Gray’s Papaya

Review by: Roadfood Team

On a recent walk through Manhattan, I had a craving for a couple of Gray’s Papaya hot dogs. Specifically, the “Recession Special” of two dogs and a drink.  They’ve had that special going on for at least the past five years. I hope the special stays around (recession or not). I don’t eat a lot of hot dogs, but Gray’s really scratches the itch when I get the craving.

What should I eat at Gray’s Papaya in NYC, NY?

All hot dogs are grilled on a flat top and develop a brown crust that gives them a subtle snap when you bite into one. The toppings are sparse as the focus is on the dogs. One can choose sauerkraut, onions (like Sabrett’s onions), ketchup, or mustard. They apply the first two; the last two you apply as you see fit. I usually go with kraut, ketchup, and mustard. I like the balance of sour, sweet and tangy.

Drinks are of special note. Choices are the namesake papaya (rumor is they started out selling fruit juices and branched into hot dogs as well), coconut champagne, pina colada, orange, and a few others. I’ve had the papaya and the orange and I have to say I find them to be very refreshing and a harmonious balance to the hot dogs.

If you’re looking for an inexpensive and satisfying quick meal, Gray’s Papaya fits the bill.

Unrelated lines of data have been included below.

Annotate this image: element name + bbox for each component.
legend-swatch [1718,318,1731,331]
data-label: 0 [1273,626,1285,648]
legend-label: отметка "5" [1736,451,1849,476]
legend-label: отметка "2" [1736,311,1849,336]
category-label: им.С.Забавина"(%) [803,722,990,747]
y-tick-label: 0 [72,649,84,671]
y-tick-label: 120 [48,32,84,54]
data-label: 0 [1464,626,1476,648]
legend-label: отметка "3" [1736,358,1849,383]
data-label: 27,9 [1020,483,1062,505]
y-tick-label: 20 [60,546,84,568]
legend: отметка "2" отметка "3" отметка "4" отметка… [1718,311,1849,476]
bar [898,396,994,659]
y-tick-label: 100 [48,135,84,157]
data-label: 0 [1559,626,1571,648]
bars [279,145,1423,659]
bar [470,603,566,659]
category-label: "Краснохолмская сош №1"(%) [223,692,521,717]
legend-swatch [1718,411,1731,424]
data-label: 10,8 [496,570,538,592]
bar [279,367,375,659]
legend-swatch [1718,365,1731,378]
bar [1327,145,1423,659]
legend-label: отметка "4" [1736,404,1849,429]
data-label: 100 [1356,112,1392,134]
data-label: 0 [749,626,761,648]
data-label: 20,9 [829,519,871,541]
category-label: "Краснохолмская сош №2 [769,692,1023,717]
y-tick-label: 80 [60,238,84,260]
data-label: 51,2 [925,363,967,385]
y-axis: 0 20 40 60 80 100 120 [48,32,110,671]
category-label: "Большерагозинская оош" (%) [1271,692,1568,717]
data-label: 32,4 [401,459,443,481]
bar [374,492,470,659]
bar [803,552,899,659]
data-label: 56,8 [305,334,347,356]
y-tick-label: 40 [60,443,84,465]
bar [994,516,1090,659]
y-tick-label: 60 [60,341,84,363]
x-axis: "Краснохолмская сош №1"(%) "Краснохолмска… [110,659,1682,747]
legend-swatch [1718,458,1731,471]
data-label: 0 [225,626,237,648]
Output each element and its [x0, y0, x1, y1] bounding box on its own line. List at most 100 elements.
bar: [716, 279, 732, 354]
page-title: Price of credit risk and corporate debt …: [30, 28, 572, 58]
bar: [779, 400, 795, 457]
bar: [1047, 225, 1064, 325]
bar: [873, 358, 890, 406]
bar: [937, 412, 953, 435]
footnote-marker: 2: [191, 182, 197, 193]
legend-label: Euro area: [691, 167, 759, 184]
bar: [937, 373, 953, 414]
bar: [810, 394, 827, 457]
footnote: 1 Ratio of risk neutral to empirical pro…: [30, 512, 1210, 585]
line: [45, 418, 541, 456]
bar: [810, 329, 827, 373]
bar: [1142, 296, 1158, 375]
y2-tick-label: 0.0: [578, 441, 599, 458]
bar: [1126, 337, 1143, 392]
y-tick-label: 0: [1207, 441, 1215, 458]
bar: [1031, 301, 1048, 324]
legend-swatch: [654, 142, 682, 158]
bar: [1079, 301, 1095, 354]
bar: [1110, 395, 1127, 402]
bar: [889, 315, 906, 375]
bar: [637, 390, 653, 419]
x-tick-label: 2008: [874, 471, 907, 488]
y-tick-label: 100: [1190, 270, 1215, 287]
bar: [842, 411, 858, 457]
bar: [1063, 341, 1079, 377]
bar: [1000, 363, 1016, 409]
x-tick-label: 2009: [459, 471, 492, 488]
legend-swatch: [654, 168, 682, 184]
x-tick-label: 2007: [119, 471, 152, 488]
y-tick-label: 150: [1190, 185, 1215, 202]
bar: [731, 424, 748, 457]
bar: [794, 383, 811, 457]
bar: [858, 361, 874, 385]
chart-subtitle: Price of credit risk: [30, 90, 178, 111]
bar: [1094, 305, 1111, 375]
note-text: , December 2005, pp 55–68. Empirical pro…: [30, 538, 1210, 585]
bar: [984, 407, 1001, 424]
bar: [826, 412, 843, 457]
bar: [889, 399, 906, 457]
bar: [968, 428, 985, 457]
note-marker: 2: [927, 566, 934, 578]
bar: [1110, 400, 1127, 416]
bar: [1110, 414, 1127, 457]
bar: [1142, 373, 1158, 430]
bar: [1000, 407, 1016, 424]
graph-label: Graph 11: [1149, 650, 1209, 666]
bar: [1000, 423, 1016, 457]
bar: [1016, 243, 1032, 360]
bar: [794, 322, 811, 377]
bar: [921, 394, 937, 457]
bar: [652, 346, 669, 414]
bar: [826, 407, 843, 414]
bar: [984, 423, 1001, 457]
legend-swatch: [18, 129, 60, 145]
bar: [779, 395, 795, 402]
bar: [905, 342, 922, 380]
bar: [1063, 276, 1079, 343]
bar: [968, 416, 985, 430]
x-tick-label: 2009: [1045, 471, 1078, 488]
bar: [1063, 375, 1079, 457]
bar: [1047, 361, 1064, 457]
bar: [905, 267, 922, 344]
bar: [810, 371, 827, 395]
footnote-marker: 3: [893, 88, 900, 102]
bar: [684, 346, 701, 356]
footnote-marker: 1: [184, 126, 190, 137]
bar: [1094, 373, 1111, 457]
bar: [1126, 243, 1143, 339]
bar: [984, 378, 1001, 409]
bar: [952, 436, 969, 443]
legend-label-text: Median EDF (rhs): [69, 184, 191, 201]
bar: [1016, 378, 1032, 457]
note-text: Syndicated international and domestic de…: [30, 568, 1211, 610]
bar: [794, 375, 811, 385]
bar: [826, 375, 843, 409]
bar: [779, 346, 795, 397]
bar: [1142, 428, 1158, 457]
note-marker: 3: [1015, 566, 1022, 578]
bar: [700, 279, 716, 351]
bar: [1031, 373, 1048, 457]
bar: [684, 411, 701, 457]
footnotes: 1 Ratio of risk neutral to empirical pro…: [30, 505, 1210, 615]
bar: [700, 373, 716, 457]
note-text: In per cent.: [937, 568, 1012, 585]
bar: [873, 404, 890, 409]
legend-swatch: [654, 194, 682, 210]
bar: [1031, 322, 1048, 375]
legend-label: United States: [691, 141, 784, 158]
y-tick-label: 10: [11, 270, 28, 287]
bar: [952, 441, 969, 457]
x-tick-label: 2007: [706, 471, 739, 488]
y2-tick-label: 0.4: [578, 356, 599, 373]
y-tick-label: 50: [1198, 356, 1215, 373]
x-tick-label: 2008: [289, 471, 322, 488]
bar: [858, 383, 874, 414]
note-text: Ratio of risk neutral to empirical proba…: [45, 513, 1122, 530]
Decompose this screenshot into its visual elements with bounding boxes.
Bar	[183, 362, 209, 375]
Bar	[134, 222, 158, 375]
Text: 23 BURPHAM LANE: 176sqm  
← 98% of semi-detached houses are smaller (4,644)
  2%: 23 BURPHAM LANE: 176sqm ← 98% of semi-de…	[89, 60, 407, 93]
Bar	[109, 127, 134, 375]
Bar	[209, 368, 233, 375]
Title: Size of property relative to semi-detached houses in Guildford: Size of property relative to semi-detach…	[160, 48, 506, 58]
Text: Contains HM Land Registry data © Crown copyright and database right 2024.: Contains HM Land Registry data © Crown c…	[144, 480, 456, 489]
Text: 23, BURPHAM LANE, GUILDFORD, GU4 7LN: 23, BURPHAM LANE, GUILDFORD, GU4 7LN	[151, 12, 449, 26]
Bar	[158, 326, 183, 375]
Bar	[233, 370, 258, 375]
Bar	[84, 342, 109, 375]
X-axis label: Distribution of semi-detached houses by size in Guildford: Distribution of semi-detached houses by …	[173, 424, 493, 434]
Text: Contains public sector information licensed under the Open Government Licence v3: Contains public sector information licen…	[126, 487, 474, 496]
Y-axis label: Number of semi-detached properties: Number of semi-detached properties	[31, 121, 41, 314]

*Original post by Billyboy*

What To Eat

Hot Dog

Chili Cheese Dog


Gray’s Papaya Recipes


What do you think of Gray’s Papaya?

One Response to “Gray’s Papaya”

Patricia Beninato

May 5th, 2008

Gray’s Papaya is an only-in-New York institution. Sure, you can go just about anywhere and find a hot dog, but Gray’s is unique. Unsuspecting tourists who wander into the place, particularly the midtown location down the street from Madison Square Garden, have been known to blanch and flee. Braver souls and those who want to experience good cheap eats Manhattan-style, however, crowd the place. Back in the eighties when I first started going to various Gray’s locations, there weren’t too many places near the hot clubs of the day where one could grab something quick to eat to soak up the overpriced alcohol after the clubs shut down at three in the morning. Gray’s, open twenty-four hours, fit that need nicely and still does.

The hot dogs are good even when you’re sober, with that almost crunchy crust that comes from skillful griddle cooking. I usually get mine with mustard and ketchup; if I feel I need a veggie of some sort I get sauerkraut on top. Although some people break with tradition and get a virgin pina colada or coconut champagne to go with their dogs, the purist will only ever get the papaya drink. It’s frothy and light and not too sweet, a levels-higher better version of that old mall mainstay Orange Julius. It’s not really a sit-down place although a couple of locations do offer seating, so everyone kind of stands around and eats and watches the ebb and flow of the crowd. Being New York, Gray’s gets some interesting characters, and the later you’re there the more … um … entertaining the crowd, shall we say. Since members of New York’s finest also crowd the place, however, there’s no trouble.

Once upon a time Gray’s attempted to branch out into Philadelphia. It didn’t work out, which wasn’t surprising. You might be able to take Gray’s Papaya out of New York, but you’ll never take New York out of Gray’s Papaya–and its many fans will be more than happy to tell you that.